Ugo Rossi, classe 1991, è consigliere comunale a Trieste. Da qualche mese rappresenta Futuro Nazionale, il partito fondato dal generale Roberto Vannacci. A differenza di molti politici che stanno cominciando ad orbitare attorno a Futuro Nazionale, la storia di Rossi è un po’ più articolata: passa dai No Green Pass alle posizioni Pro Putin.

Marzo 2026, Ugo Rossi annuncia il suo passaggio a Futuro Nazionale. Lo fa sui social e nei suoi messaggi broadcast su WhatsApp, dove da anni condivide quasi ogni giorno la sua attività politica. Il suo manifesto programmatico è riassunto in poche righe che sposano il pensiero di Roberto Vannacci: “Continuerò a lottare con coraggio e coerenza per la libertà, per la sovranità dell’Italia, per fermare la guerra in Ucraina e ripristinare i rapporti d’amicizia con la Federazione Russa”. Eccetera, eccetera. Dopo qualche malumore locale Ugo Rossi diventa il rappresentante di Futuro Nazionale nel consiglio comunale di Trieste.

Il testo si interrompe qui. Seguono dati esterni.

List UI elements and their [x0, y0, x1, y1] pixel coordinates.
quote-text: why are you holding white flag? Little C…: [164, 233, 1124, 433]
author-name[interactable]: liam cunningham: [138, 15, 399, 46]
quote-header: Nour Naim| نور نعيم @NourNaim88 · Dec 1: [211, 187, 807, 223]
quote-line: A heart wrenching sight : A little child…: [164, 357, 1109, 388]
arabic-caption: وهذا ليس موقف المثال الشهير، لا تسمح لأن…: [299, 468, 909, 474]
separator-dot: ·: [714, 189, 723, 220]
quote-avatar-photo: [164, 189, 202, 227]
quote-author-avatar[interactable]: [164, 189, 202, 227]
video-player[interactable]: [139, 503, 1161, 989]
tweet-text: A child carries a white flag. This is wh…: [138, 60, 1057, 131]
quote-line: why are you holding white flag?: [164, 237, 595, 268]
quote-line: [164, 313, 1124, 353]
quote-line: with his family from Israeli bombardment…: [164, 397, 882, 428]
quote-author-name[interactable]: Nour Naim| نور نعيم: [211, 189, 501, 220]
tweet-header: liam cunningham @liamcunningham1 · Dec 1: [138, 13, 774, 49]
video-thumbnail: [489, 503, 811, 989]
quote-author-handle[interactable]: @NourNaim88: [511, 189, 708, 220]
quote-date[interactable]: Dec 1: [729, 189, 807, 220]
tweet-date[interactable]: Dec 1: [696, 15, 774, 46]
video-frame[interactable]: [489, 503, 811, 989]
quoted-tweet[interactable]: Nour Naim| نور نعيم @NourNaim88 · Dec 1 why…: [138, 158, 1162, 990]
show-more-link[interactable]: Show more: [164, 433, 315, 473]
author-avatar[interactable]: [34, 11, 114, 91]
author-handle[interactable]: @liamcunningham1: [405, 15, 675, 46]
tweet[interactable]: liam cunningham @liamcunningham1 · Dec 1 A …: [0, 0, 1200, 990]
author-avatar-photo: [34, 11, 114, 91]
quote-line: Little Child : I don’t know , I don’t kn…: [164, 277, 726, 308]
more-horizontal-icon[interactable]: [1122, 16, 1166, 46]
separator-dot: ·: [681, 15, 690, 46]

Negli ultimi mesi Futuro Nazionale ha cominciato una campagna di reclutamento. Di leva, direbbe il generale. I volti che si stanno avvicinando a Vannacci non sono tutti nuovi. Futuro Nazionale sta cominciando a inglobare transfughi da altri partiti. Il 27 maggio ha costituito una nuova componente nel gruppo Misto della Camera dei Deputati, di cui fanno parte Edoardo Ziello, Emanuele Pozzolo, Rossano Sasso e Laura Ravetto. Pozzolo era prima con Fratelli d’Italia ma da gennaio 2024 era stato sospeso dopo il caso dello sparo a Capodanno. Ravetto è alla quinta legislatura e dal 2020 era nella Lega, ha cambiato schieramento solo nelle ultime settimane. Di recente è diventata molto nota ai social per aver sbroccato in un tentativo di intervista con la giornalista Maria Elena Scandaliato. Oltre a loro ci sono poi tutti i rappresentanti locali. Molti arrivano da esperienze di destra. Non è il caso di Ugo Rossi.